Nel senso che l'efficacia interpretativa del soggetto è arricchita, direi sostanziata, dall'ambiente in cui il personaggio opera. Facciamo un esempio. Il "clown" non è soltanto reso nel suo caratteristico abbigliamento e col naso a palla rossa, ma ambientato fra gli strumenti del suo fantasioso mestiere: il pallone multicolore, il triciclo, il cerchio: e tutto nell'atmosfera gaia e festosa - ma velatamente amara - del mondo del circo. Un clima da "Luci della ribalta", per intenderci, dove la nota umoristica che forza la realtà per scoprirne gli aspetti comici, si snoda attraverso gli elementi che compongono il pezzo per narrare una storia.
E' quello che dico a Tony Moretto, mentre gli occhi dall'uno all'altro dei suoi "tipi", delle sue figurine: il giudice, il prete, il fotografo, il dentista, la donnina fragile e sofisticata, il cavaliere asciutto e allampanato, il velleitario Don Chisciotte, il rassegnato Pancho. E' una galleria infinita, che accoglie e esprime tutta la tipologia umana, negli atteggiamenti più consueti, sapientemente caricaturali.
Moretto ha studiato disegno e scultura all'Accademia di Venezia e - ad osservare questo suo mondo in ceramica - si scopre facilmente come dietro la realtà deformata, al di là della figura alterata c'è una profonda conoscenza della costruzione anatomica, della composizione, del gioco e delle proporzioni delle parti concorrenti all'unità ed armonia dell'insieme.
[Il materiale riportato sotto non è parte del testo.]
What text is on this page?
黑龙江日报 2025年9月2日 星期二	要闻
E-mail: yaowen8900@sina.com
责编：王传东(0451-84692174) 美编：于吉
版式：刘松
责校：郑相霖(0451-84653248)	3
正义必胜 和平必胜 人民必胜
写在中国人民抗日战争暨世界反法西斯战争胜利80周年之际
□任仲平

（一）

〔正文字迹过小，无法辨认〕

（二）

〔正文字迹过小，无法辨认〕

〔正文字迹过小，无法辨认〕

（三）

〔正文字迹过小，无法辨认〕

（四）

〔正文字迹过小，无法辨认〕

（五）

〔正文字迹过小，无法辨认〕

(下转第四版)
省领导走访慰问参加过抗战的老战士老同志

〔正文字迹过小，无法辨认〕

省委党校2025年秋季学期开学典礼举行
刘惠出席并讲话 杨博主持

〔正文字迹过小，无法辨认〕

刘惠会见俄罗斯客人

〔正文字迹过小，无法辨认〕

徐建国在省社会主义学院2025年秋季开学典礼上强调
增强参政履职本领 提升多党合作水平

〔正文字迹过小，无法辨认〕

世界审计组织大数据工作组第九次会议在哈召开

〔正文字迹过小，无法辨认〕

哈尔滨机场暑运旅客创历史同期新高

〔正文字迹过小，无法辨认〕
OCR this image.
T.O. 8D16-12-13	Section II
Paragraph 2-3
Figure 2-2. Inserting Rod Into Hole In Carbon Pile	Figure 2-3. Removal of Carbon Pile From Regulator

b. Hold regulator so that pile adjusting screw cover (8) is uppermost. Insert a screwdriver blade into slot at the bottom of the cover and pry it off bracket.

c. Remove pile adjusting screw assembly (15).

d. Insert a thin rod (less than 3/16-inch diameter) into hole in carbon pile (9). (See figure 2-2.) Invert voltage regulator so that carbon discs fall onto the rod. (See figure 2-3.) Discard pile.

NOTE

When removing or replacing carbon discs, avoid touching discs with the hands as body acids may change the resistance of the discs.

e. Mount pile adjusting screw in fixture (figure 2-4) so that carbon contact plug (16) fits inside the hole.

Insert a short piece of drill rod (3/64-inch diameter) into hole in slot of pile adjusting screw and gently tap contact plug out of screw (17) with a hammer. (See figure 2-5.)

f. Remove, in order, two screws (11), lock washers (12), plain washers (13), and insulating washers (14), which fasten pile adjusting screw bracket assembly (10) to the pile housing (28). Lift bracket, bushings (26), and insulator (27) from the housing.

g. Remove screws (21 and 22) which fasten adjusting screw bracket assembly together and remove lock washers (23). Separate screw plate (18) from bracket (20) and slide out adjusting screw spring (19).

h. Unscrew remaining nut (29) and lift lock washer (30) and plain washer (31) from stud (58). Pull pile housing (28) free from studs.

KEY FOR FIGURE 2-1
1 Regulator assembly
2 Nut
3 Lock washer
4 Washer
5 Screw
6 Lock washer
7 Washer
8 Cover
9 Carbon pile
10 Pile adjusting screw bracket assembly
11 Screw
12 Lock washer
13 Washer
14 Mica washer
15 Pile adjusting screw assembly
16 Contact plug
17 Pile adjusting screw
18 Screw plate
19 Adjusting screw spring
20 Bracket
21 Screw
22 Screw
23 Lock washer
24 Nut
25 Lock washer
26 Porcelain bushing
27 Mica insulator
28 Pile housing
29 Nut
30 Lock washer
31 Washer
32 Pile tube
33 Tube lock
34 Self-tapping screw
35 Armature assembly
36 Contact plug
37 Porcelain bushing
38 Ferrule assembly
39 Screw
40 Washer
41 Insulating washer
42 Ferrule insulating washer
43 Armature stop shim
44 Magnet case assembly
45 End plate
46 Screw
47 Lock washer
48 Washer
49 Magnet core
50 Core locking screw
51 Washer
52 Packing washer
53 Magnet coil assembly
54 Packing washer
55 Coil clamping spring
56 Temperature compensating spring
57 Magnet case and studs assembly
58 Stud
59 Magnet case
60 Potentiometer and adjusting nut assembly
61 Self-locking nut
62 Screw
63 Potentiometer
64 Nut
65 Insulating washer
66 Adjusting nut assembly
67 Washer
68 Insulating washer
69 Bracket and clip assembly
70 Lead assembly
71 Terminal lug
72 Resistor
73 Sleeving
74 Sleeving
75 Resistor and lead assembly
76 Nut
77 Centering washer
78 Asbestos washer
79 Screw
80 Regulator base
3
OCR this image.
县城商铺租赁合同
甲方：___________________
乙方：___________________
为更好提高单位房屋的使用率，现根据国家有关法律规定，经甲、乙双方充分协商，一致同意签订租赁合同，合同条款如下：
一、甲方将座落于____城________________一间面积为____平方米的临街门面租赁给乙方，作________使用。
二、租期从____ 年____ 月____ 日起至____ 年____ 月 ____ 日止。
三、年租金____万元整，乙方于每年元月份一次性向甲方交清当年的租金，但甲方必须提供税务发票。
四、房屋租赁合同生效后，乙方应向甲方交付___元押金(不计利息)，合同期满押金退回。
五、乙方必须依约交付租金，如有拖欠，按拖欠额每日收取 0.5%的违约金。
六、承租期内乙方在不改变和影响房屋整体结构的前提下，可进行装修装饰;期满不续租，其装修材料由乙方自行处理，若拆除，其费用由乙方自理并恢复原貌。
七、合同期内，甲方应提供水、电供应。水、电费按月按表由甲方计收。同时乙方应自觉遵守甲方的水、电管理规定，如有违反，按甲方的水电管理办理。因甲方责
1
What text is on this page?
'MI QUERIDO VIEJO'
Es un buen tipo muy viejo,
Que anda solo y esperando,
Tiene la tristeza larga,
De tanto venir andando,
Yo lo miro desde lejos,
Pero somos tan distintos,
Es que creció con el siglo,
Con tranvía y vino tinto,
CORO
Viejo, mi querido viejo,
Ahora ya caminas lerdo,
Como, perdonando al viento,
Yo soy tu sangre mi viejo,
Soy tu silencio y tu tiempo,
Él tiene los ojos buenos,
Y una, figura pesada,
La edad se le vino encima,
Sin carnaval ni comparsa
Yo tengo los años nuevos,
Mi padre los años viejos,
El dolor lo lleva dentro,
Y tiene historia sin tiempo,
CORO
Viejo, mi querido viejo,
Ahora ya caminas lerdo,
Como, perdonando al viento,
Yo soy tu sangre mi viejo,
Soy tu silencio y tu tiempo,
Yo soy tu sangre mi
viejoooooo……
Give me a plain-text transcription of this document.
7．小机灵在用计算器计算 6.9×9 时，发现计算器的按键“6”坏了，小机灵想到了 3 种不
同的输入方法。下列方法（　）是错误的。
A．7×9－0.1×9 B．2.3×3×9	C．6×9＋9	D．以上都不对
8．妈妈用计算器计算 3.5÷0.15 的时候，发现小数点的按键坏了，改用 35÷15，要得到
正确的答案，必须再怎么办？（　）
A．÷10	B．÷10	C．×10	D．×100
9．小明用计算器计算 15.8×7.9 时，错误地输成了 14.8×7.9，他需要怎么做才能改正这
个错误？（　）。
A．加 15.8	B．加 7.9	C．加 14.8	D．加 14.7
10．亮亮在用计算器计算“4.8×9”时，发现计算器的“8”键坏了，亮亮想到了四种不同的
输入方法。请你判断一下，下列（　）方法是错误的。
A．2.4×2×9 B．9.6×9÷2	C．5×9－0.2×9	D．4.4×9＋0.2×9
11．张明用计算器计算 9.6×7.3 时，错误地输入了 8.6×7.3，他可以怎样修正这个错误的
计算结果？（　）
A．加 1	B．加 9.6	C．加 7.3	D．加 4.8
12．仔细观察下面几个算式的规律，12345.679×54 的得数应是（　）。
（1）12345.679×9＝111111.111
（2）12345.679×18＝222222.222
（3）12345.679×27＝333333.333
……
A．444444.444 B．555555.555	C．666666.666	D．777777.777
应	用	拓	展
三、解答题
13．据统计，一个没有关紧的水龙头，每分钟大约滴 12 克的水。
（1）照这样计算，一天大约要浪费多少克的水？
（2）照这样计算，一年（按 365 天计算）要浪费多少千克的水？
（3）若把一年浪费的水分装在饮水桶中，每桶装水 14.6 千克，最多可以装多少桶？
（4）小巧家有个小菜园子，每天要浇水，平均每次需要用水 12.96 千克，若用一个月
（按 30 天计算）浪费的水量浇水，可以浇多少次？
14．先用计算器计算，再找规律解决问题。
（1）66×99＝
Guardo ancora una volta la fragile espressione di una damina, resa sotto l'ampio cappello: penso a Lautrec, ai sui disegni sulle tovaglie del "Moulin Rouge", a quelle figurine appena accennate, ai pochi tratti di matita capaci di fissare il galoppo travolgente di un can-can, la segreta tristezzadi una ballerina.
Quella che è stata definita l'"essenzializzazione del personaggio", Moretto, Duso e Colombo la realizzano appiccano ogni qual volta piegano i loro fogli di ceramica perché traducano in pochi movimenti il carattere di un oggetto (una carrozza, una auto, una panchina) o quelle di una figura.
Ritorno verso il centro di Vicenza. L'umanità che incontro, che mi cammina vicino, mi sembra irregolare, assurda, goffamente massiccia. Ho fatto l'occhio alle delicate e fragili figure dello "Scricciolo", agli stilizzati personaggi di Moretto.